2. The Borrower did not reduce annual salary or hourly wages of any employee (that did not receive, during any single period during 2019, wages or salary at an annualized rate of pay in an amount more than $100,000) by more than 25% during the Covered Period or the Alternative Payroll Covered Period compared to Q1 2020
AND
The Borrower did not reduce the number of employees or the average paid hours of employees between 1/1/20 and the end of the Covered Period (ignoring certain FTE reductions due to approved exceptions)

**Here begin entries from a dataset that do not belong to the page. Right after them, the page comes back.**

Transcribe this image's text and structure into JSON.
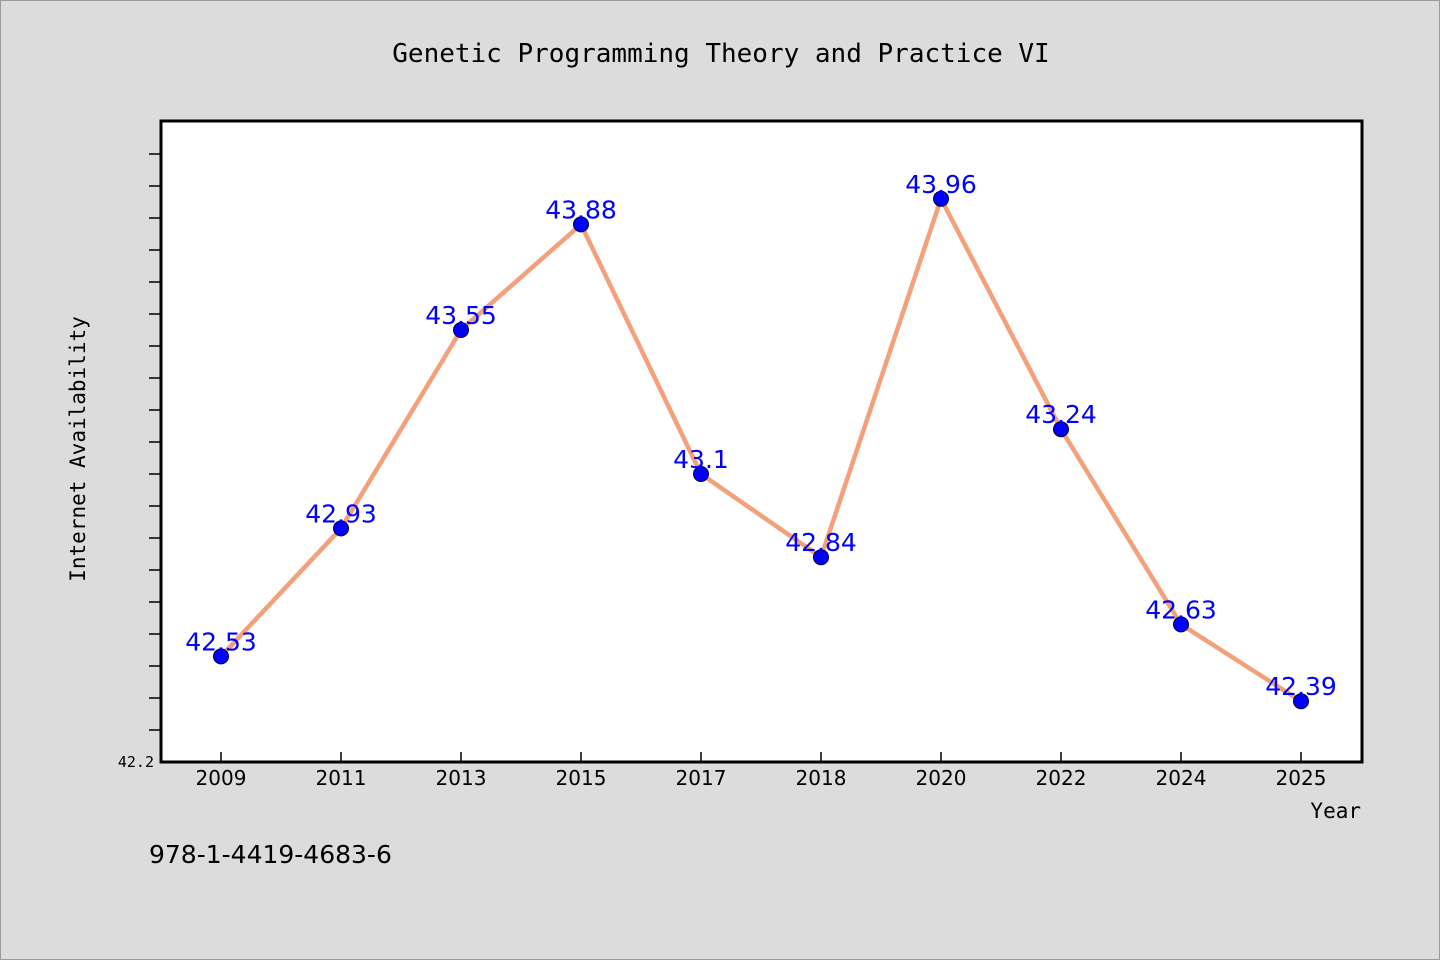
{
  "colors": {
    "background": "#dcdcdc",
    "plot_area": "#ffffff",
    "line": "#f4a07a",
    "marker": "#0000ff",
    "data_label": "#0000ff"
  },
  "footer": {
    "isbn": "978-1-4419-4683-6"
  },
  "chart_data": {
    "type": "line",
    "title": "Genetic Programming Theory and Practice VI",
    "xlabel": "Year",
    "ylabel": "Internet Availability",
    "categories": [
      "2009",
      "2011",
      "2013",
      "2015",
      "2017",
      "2018",
      "2020",
      "2022",
      "2024",
      "2025"
    ],
    "series": [
      {
        "values": [
          42.53,
          42.93,
          43.55,
          43.88,
          43.1,
          42.84,
          43.96,
          43.24,
          42.63,
          42.39
        ]
      }
    ],
    "y_min_label": "42.2",
    "ylim": [
      42.2,
      44.2
    ],
    "grid": false,
    "legend": "none",
    "marker": "circle",
    "data_labels": true
  }
}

3. The Borrower did not reduce annual salary or hourly wages of any employee (that did not receive, during any single period during 2019, wages or salary at an annualized rate of pay in an amount more than $100,000) by more than 25% during the Covered Period or the Alternative Payroll Covered Period compared to Q1 2020
AND
The Borrower was unable to operate during the Covered Period at the same level of business activity as before 2/15/20 due to compliance with requirements established or guidance issued between 3/1/20 and 12/31/20 by certain governmental agencies related to COVID–19

Note:  Documentation (by employee) is still required showing that annual salaries or hourly wages were not reduced by more than 25% during the Covered Period or the Alternative Payroll Covered Period relative to Q1 2020, as well as documentation supporting the applicable FTE reduction exemption selected

 

Loan Forgiveness Application Revised June 16, 2020
Instructions & Application

  • If the Form EZ cannot be used, the full application must be used which is almost identical to the 5/15/20 version of the application
  • The main difference from the original application is that this version’s Schedule A more clearly explains the FTE reduction exemptions and adds in the Safe Harbor due to being unable to operate during the Covered Period at the same level of business activity as before 2/15/20 due to compliance with requirements established or guidance issued between 3/1/20 and 12/31/20 by certain governmental agencies related to COVID–19

 

Interim Final Rule 3 and 6

Revisions 
Revises references to previous IFR’s based on the PPP Flexibility Act
Key items being:

  • changing of the covered period from 8 weeks to 24 weeks (unless a borrower’s loan was in place prior to 6/5/20 in which case the borrower may elect an 8 week covered period)
  • changing maturity to 5 years (borrowers with loans in place prior to 6/5/20 may mutually agree with lenders to change maturity from 2 years to 5 years)
  • changing reference from at least 75% of loan proceeds being used for payroll costs to at least 60% being used for payroll costs (including the amount of any refinanced EIDL)
  • raising the maximum amount of cash compensation portion of payroll costs from $15,385 to $46,154 per individual (in the case of a 24 week covered period)
  • a lengthy discussion on the rationale for limiting owner’s compensation costs to the lesser of 2.5 months of 2019 net profit or $20,833 ($100,000 / 12 x 2.5) for a 24 week covered period (to avoid windfalls to owners)
  • specifying the exclusion of any FFCRA wages for which a credit was claimed from owners compensation

 

Now that the covered period has been extended to 24 weeks and the Safe Harbors extended to 12/31/20, it should be more straightforward to obtain forgiveness based almost entirely, if not entirely, on payroll costs thereby avoiding the record keeping involved in including nonpayroll costs.  Also, hopefully there will not be a need for including the “extra” pay cycle that could technically be used based on the “paid or incurred” language in the definition of payroll costs.